03/13/09: Former DHS Assistant Secretary for Immigration and Customs Enforcement Julie Myers Wood argues in Security Debrief that the outdated memoranda of agreement between the Department of Homeland Security and Department of Justice which limit DHS authority to independently investigate cross-border drug activity should be revised to grant DHS officials more freedom to operate.
03/09/09: The Houston Chronicle reports on how wealthy Mexicans and their families are fleeing the drug-related violence now roiling Mexican towns bordering the United States.
03/08/09: CNN reports that President Obama and Joint Chiefs of Staff chairman Adm. Michael Mullen on Saturday discussed how the U.S. military can assist Mexico in addressing growing violence from drug cartels. The conversation, which Obama initiated within hours of Mullen's return to the United States from a visit to Mexico City, underscores the growing concern with which the United States views the situation.
03/05/09: The Miami Herald reports that the drug violence in Mexico has gotten so bad that booming numbers of Mexican and American professionals are having their cars fitted with armor plates, bulletproof glass and James Bond-style gadgets such as electrified door handles and push-button smokescreens.

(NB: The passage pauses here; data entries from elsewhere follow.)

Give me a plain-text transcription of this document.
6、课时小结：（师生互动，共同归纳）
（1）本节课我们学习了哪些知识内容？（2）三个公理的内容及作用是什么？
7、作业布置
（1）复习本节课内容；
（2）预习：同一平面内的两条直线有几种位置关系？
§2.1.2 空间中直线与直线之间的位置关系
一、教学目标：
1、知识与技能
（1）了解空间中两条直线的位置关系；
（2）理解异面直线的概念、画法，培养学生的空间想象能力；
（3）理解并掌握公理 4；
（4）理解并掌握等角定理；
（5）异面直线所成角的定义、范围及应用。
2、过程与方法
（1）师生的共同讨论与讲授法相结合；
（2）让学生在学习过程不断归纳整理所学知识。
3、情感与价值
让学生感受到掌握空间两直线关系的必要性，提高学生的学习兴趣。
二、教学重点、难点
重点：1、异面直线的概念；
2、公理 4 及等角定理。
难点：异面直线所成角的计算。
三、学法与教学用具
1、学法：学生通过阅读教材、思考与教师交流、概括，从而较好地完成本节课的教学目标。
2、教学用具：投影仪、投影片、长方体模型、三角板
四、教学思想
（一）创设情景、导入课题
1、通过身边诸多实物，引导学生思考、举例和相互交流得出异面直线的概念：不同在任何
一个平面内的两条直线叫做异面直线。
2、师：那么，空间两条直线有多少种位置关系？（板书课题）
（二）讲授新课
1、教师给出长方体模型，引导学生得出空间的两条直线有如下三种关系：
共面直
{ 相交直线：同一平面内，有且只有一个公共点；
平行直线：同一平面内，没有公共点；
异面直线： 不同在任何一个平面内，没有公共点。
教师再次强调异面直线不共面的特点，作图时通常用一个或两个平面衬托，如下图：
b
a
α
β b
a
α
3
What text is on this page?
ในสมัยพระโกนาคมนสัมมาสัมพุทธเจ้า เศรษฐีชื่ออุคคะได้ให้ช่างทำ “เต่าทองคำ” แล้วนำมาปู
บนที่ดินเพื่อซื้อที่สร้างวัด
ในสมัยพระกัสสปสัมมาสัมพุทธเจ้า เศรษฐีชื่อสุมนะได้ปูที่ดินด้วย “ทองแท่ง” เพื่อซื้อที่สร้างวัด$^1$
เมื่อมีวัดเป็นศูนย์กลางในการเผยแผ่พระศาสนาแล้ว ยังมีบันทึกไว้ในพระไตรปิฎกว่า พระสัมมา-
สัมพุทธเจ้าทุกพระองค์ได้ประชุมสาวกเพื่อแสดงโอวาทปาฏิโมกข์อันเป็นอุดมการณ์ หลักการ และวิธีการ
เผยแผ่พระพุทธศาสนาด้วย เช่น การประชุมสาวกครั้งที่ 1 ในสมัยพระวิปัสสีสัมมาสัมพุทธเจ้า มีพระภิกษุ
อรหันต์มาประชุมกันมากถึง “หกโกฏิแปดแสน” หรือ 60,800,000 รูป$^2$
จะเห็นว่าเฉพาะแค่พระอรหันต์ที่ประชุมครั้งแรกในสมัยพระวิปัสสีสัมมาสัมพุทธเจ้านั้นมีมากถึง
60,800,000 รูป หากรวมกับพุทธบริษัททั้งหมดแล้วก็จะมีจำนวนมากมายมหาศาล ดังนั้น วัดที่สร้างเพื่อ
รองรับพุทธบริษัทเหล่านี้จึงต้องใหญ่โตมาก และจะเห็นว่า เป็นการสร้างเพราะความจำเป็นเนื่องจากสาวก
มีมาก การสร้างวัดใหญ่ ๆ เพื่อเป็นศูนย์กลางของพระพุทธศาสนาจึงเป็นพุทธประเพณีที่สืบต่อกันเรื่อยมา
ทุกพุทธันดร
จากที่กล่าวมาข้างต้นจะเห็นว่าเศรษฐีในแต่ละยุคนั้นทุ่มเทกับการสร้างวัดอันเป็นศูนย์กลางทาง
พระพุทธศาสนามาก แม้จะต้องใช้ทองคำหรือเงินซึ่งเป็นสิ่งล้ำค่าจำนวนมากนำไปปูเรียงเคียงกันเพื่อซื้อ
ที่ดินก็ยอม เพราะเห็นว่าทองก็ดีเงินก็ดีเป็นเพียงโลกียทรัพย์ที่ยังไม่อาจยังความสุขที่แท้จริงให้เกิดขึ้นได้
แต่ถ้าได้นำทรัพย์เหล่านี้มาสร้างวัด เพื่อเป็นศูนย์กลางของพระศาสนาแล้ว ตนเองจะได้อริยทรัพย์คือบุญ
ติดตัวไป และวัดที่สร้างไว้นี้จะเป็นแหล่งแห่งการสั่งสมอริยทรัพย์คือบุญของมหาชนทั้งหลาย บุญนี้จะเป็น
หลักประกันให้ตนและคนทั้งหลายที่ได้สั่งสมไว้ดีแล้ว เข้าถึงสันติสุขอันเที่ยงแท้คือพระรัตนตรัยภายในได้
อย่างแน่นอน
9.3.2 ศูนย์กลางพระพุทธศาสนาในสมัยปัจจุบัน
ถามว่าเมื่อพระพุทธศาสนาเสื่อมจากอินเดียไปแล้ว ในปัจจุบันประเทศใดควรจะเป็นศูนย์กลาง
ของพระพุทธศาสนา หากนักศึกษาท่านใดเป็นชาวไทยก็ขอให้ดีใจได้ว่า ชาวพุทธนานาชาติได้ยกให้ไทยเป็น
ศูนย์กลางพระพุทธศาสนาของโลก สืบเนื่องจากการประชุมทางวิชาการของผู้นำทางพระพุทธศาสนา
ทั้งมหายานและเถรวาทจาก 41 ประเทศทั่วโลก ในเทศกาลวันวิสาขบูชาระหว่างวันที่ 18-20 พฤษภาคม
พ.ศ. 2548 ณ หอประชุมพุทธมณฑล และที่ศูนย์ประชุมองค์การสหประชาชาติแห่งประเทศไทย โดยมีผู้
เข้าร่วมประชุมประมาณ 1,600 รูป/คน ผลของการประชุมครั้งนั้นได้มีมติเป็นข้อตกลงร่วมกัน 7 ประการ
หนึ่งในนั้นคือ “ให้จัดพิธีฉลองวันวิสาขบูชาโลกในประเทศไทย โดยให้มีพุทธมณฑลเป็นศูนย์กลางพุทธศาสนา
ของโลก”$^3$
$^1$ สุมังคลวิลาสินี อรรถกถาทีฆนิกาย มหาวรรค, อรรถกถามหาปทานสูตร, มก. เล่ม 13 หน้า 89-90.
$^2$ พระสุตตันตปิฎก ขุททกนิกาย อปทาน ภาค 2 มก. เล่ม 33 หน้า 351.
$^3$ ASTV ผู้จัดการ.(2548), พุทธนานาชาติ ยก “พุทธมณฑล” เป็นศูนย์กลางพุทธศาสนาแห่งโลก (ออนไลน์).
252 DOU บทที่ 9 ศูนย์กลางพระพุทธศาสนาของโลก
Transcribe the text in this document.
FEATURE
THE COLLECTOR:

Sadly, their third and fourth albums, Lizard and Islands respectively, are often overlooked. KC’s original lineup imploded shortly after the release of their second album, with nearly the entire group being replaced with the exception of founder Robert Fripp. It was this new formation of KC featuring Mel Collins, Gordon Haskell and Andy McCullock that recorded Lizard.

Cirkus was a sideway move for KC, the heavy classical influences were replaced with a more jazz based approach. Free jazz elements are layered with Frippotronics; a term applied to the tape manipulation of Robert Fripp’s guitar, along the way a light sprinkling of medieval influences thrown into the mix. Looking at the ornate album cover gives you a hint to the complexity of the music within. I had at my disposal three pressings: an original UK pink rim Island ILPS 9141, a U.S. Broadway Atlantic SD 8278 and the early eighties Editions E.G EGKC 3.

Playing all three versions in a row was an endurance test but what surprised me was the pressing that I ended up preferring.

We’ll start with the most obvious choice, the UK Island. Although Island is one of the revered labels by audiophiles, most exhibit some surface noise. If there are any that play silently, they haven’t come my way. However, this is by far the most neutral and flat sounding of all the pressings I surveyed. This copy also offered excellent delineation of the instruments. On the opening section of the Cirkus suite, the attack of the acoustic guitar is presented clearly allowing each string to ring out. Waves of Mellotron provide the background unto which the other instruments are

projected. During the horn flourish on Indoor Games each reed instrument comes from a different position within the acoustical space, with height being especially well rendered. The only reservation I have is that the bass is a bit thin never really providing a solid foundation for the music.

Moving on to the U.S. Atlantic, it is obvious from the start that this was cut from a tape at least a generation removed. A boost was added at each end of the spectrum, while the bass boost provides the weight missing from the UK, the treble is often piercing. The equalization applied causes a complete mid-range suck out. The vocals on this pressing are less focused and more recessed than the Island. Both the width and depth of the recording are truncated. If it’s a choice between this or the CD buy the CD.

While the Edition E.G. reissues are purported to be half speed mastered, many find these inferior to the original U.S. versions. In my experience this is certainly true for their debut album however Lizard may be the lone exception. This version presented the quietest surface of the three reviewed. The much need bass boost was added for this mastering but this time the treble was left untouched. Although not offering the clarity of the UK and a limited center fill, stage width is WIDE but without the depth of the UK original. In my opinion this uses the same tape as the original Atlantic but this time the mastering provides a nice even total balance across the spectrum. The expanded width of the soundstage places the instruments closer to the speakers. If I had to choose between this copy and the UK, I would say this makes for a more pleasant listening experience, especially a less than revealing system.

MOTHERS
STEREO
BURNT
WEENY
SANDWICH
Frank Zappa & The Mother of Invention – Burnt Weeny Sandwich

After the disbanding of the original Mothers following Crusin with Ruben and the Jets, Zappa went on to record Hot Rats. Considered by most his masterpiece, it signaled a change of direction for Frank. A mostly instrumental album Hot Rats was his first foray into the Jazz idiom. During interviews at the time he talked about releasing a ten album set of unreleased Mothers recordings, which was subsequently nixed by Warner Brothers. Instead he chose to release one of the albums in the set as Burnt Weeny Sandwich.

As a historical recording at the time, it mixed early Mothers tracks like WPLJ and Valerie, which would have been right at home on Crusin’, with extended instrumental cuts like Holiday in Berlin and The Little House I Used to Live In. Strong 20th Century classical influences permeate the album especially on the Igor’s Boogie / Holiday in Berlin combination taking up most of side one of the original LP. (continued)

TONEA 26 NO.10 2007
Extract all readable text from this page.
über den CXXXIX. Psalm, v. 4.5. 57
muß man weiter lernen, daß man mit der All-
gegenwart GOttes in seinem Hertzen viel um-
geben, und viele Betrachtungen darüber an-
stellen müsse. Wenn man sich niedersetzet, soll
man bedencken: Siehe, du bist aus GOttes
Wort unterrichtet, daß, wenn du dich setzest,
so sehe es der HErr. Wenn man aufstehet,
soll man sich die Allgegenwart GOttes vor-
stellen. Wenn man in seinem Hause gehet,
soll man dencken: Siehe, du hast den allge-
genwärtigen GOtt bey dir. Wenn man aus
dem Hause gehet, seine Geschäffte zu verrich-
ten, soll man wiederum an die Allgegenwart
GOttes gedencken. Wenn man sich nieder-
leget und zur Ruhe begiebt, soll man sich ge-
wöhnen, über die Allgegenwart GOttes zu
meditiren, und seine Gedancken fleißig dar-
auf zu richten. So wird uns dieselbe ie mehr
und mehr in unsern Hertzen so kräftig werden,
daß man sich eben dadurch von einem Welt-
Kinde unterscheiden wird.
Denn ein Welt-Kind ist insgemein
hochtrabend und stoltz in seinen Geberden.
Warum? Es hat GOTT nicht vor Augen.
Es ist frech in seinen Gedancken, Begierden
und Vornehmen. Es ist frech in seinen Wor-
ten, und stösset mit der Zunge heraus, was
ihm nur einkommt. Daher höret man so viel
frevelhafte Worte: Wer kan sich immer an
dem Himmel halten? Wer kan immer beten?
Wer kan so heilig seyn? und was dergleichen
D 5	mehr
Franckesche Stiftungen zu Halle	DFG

02/27/09: The Times of London reports that a wave of 755 arrests in the US of Sinaloa drug cartel members, a cartel based in the Mexican state of the same name, has weakened the cartel. Meanwhile, Mexican authorities announced their intention to send 5,000 ground troops into the lawless town of Ciudad Juarez which sits in Mexico directly across the US border from El Paso, Texas. US Attorney General Eric Holder called Sinaloa and other Mexican drug gangs "a national security threat" and said the gangs will be "destroyed."
01/31/09: Homeland Security Blogwatch reports that Department of Homeland Security Secretary Janet Napolitano intends to lead a crack down on the flow of firearms illicitly smuggled to Mexican drug gangs operating in Mexico along the Texas border.
01/08/09: The New York Times reports that DHS Secretary Michael Chertoff is developing plans for a "surge" of civilian and perhaps even military law enforcement should the bloodshed from the Mexican drug wars spread across the US - Mexico border. Chertoff said, "We completed a contingency plan for border violence, so if we did get a significant spillover, we have a surge."